P699 Impact of adalimumab's patient support program on clinical outcomes in inflammatory bowel diseases: results from the COMPANION study
Marshall J.K.*1,2, Narula N.1, Lebovic G.3,4, Millson B.5, Charland K.5, Sung M.5, Gaetano T.6, McHugh K.6, Latour M.6, Laliberte M.-C.6
1McMaster University, Department of Gastroenterology, Hamilton, Canada 2Farncombe Family Digestive Health Research Institute, Hamilton, Canada 3Applied Health Research Centre, St.

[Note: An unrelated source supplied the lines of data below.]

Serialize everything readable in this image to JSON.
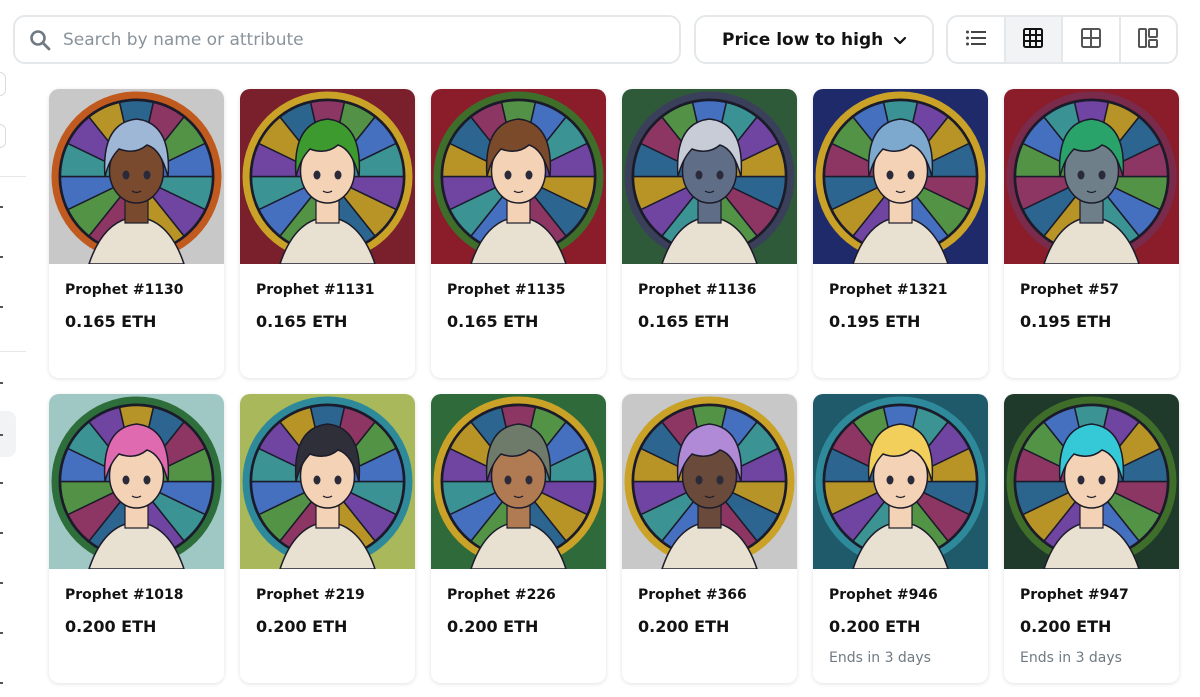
{
  "search": {
    "placeholder": "Search by name or attribute"
  },
  "sort": {
    "label": "Price low to high"
  },
  "view_modes": [
    {
      "icon": "list-view-icon",
      "active": false
    },
    {
      "icon": "large-grid-view-icon",
      "active": true
    },
    {
      "icon": "small-grid-view-icon",
      "active": false
    },
    {
      "icon": "collage-view-icon",
      "active": false
    }
  ],
  "items": [
    {
      "name": "Prophet #1130",
      "price": "0.165 ETH",
      "sub": "",
      "frame": "#c8c8c8",
      "ring": "#c05a1e",
      "hair": "#9fb7d6",
      "skin": "#7a4a2e"
    },
    {
      "name": "Prophet #1131",
      "price": "0.165 ETH",
      "sub": "",
      "frame": "#7a1f2c",
      "ring": "#c9a227",
      "hair": "#3c9a2e",
      "skin": "#f3d2b5"
    },
    {
      "name": "Prophet #1135",
      "price": "0.165 ETH",
      "sub": "",
      "frame": "#8b1c2a",
      "ring": "#3e6e2a",
      "hair": "#7a4a2a",
      "skin": "#f3d2b5"
    },
    {
      "name": "Prophet #1136",
      "price": "0.165 ETH",
      "sub": "",
      "frame": "#2f5a3a",
      "ring": "#3a3f5a",
      "hair": "#c7ccd6",
      "skin": "#5f6e86"
    },
    {
      "name": "Prophet #1321",
      "price": "0.195 ETH",
      "sub": "",
      "frame": "#1f2a6a",
      "ring": "#c9a227",
      "hair": "#7ea9cf",
      "skin": "#f3d2b5"
    },
    {
      "name": "Prophet #57",
      "price": "0.195 ETH",
      "sub": "",
      "frame": "#8b1c2a",
      "ring": "#7a2a4a",
      "hair": "#2aa36a",
      "skin": "#6e7f8a"
    },
    {
      "name": "Prophet #1018",
      "price": "0.200 ETH",
      "sub": "",
      "frame": "#9fc7c4",
      "ring": "#2e6e3a",
      "hair": "#e06ab0",
      "skin": "#f3d2b5"
    },
    {
      "name": "Prophet #219",
      "price": "0.200 ETH",
      "sub": "",
      "frame": "#a8b85a",
      "ring": "#2e8a9a",
      "hair": "#2f2f3a",
      "skin": "#f3d2b5"
    },
    {
      "name": "Prophet #226",
      "price": "0.200 ETH",
      "sub": "",
      "frame": "#2f6a3a",
      "ring": "#c9a227",
      "hair": "#6e7a6a",
      "skin": "#b07a52"
    },
    {
      "name": "Prophet #366",
      "price": "0.200 ETH",
      "sub": "",
      "frame": "#c8c8c8",
      "ring": "#c9a227",
      "hair": "#b08ad6",
      "skin": "#6a4a3a"
    },
    {
      "name": "Prophet #946",
      "price": "0.200 ETH",
      "sub": "Ends in 3 days",
      "frame": "#1f5a6a",
      "ring": "#2e8a9a",
      "hair": "#f2cf5a",
      "skin": "#f3d2b5"
    },
    {
      "name": "Prophet #947",
      "price": "0.200 ETH",
      "sub": "Ends in 3 days",
      "frame": "#1f3a2a",
      "ring": "#3e6e2a",
      "hair": "#35c8d6",
      "skin": "#f3d2b5"
    }
  ]
}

Michael's Hospital, Toronto, Canada 4Institute of Health Policy, Management and Evaluation, University of Toronto, Toronto, Canada 5QuintilesIMS, Kirkland, Canada 6AbbVie, St. Laurent, Canada
Adalimumab (ADL) is an anti-TNF biologic therapy indicated for the treatment of inflammatory bowel diseases (IBD), namely Crohn's disease (CD) and ulcerative colitis (UC). Patients receiving ADL in Canada are eligible to enroll in the AbbVie Care patient support program (PSP) which provides them with personalized services including ongoing care coach calls (CCC). In a previous study, IBD patients enrolled in Abbvie Care receiving CCC demonstrated significantly greater persistence and adherence to ADL than patients that did not receive CCC (no-CCC). The objective of this study is to compare the likelihood of achieving clinical remission in a cohort of IBD patients treated with ADL enrolled in the ADL PSP between those who received CCC versus those who did not receive CCC.
A longitudinal analysis using de-identified aggregate-level data collected through the AbbVie Care PSP was performed. Patients were indexed on the date of their first injection of ADL between January 2010 and October 2015. The ADL PSP database included patient measurements of the Harvey-Bradshaw Index (HBI), a measure of disease severity. To be eligible, patients had to have a baseline HBI measurement 90 days before to 30 days after their index date and have had a follow up HBI measurement 6 to 18 months later. HBI remission (HBI≤4) at the time of the follow up HBI assessment was compared in patients having received CCC and patients without CCC (no CCC). Robust Poisson regression was used to estimate the adjusted relative risk (RR) of HBI remission. Analyses were adjusted for patient age group, sex, region, prior biologic use, days lapsed between HBI assessments, and baseline disease severity category.
A total of 1469 IBD patients met eligibility criteria and 916 (62%) of these had received CCC. Of the 1469 patients, 1046 (71%) were in HBI remission at the second assessment, 682 (74%) in the CCC group and 364 (66%) in the group not receiving CCC. In the multivariable regression analysis, there was a 12% increased likelihood of achieving HBI remission in the CCC group relative to the group without CCC (RR=1.12, 95% confidence interval: 1.04, 1.20; p-value =0.002).
IBD patients receiving tailored services through the ADL PSP in the form of care coach calls have an increased likelihood of achieving HBI remission within 6 to 18 months. These results may help refine interventions aiming at improving clinical outcomes in IBD patients.